After the computations the system needs to close the database, and store it back. Now the database (the table) is about 540MB, and it is taking ages. The time exploded after the table grew to about 500MB. But I need a much bigger table. In fact I need two of them.
I am probably using the wrong form of persistence. What can I do to improve performance?

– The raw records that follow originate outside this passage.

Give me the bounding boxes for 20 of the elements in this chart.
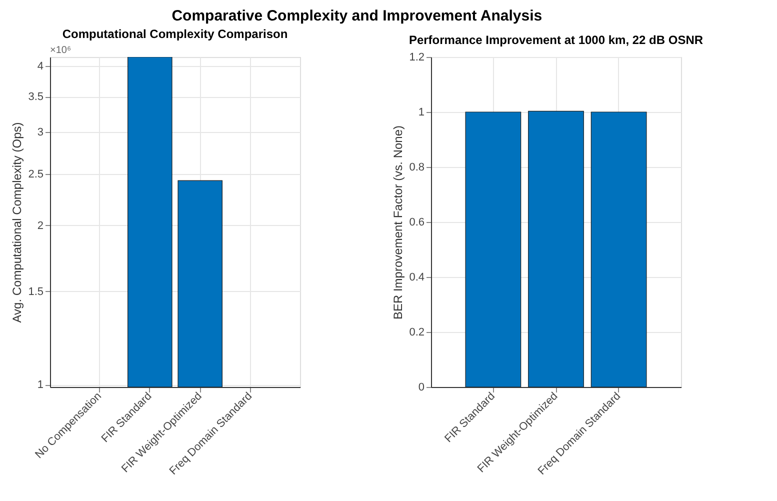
- y-axis-title: Avg. Computational Complexity (Ops): [10, 122, 24, 323]
- y-tick-label: 3.5: [28, 91, 44, 104]
- y-tick-label: 4: [37, 60, 44, 73]
- y-tick-label: 0.2: [409, 326, 424, 338]
- y-tick-label: 1.2: [409, 52, 424, 64]
- y-tick-label: 0.4: [409, 272, 424, 284]
- y-tick-label: 0: [418, 382, 424, 394]
- y-tick-label: 1: [37, 379, 44, 392]
- text: Comparative Complexity and Improvement Analysis: [172, 8, 542, 24]
- y-tick-label: 2: [37, 220, 44, 232]
- y-tick-label: 0.8: [409, 162, 424, 174]
- chart-title: Performance Improvement at 1000 km, 22 dB OSNR: [408, 33, 704, 47]
- y-tick-label: 3: [37, 126, 44, 139]
- y-axis-title: BER Improvement Factor (vs. None): [391, 125, 406, 320]
- y-tick-label: 0.6: [409, 216, 424, 228]
- text: ×10⁶: [50, 45, 72, 56]
- chart-title: Computational Complexity Comparison: [62, 27, 288, 41]
- y-tick-label: 2.5: [28, 168, 44, 181]
- y-tick-label: 1.5: [28, 286, 44, 298]
- y-tick-label: 1: [418, 106, 424, 118]
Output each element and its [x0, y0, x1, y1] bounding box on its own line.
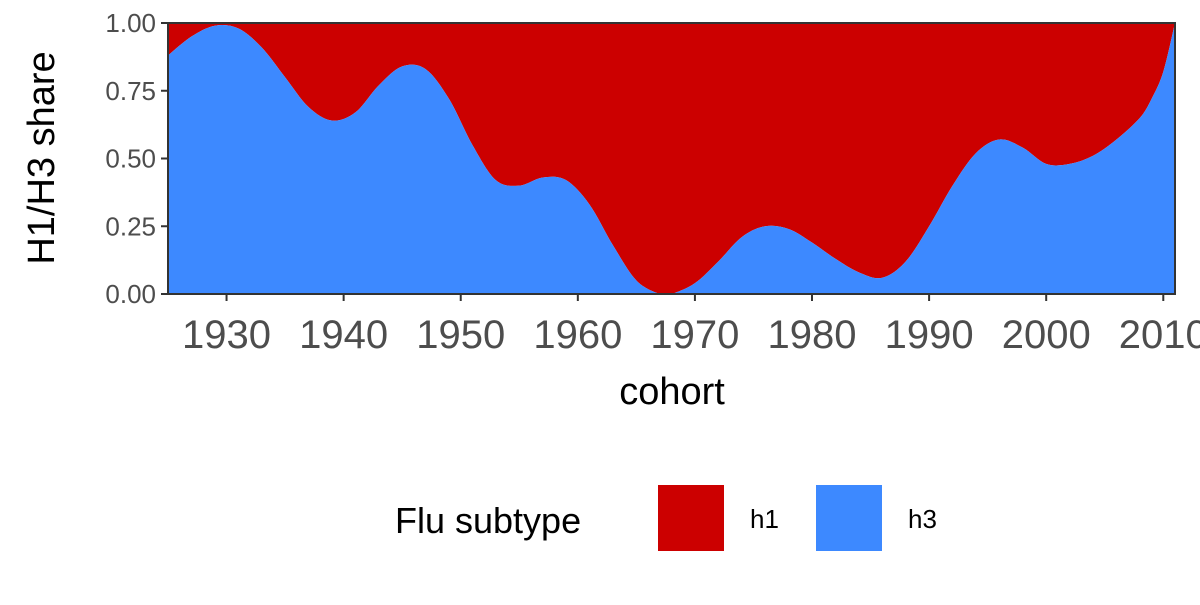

For storing a large dictionary of string : number key-value pairs, I'd suggest a JSON-native storage solution such as MongoDB. It has a wonderful API for Python, Pymongo. MongoDB itself is lightweight and incredibly fast, and json objects will natively be dictionaries in Python. This means that you can use your string key as the object ID, allowing for compressed storage and quick lookup.
As an example of how easy the code would be, see the following:
d = {'string1' : 1, 'string2' : 2, 'string3' : 3}
from pymongo import Connection
conn = Connection()
db = conn['example-database']
collection = db['example-collection']
for string, num in d.items():
collection.save({'_id' : string, 'value' : num})
# testing
newD = {}
for obj in collection.find():
newD[obj['_id']] = obj['value']
print newD
# output is: {u'string2': 2, u'string3': 3, u'string1': 1}
You'd just have to convert back from unicode, which is trivial.
Based on my experience, I would recommend using SQLite3, which comes with Python. It works well with larger databases and key numbers. Millions of keys and gigabytes of data is not a problem. Shelve is totally wasted at that point. Also having separate db-process isn't beneficial, it just requires more context swaps. In my tests I found out that SQLite3 was the preferred option to use, when handling larger data sets locally. Running local database engine like mongo, mysql or postgresql doesn't provide any additional value and also were slower.
I think your problem is due to the fact that you use the writeback=True. The documentation says (emphasis is mine):
Because of Python semantics, a shelf cannot know when a mutable
persistent-dictionary entry is modified. By default modified objects
are written only when assigned to the shelf (see Example). If the
optional writeback parameter is set to True, all entries accessed are
also cached in memory, and written back on sync() and close(); this
can make it handier to mutate mutable entries in the persistent
dictionary, but, if many entries are accessed, it can consume vast
amounts of memory for the cache, and it can make the close operation
very slow since all accessed entries are written back (there is no way
to determine which accessed entries are mutable, nor which ones were
actually mutated).
You could avoid using writeback=True and make sure the data is written only once (you have to pay attention that subsequent modifications are going to be lost).
If you believe this is not the right storage option (it's difficult to say without knowing how the data is structured), I suggest sqlite3, it's integrated in python (thus very portable) and has very nice performances. It's somewhat more complicated than a simple key-value store.
See other answers for alternatives.
How much larger? What are the access patterns? What kinds of computation do you need to do on it?
Keep in mind that you are going to have some performance limits if you can't keep the table in memory no matter how you do it.
You may want to look at going to SQLAlchemy, or directly using something like bsddb, but both of those will sacrifice simplicity of code. However, with SQL you may be able to offload some of the work to the database layer depending on the workload.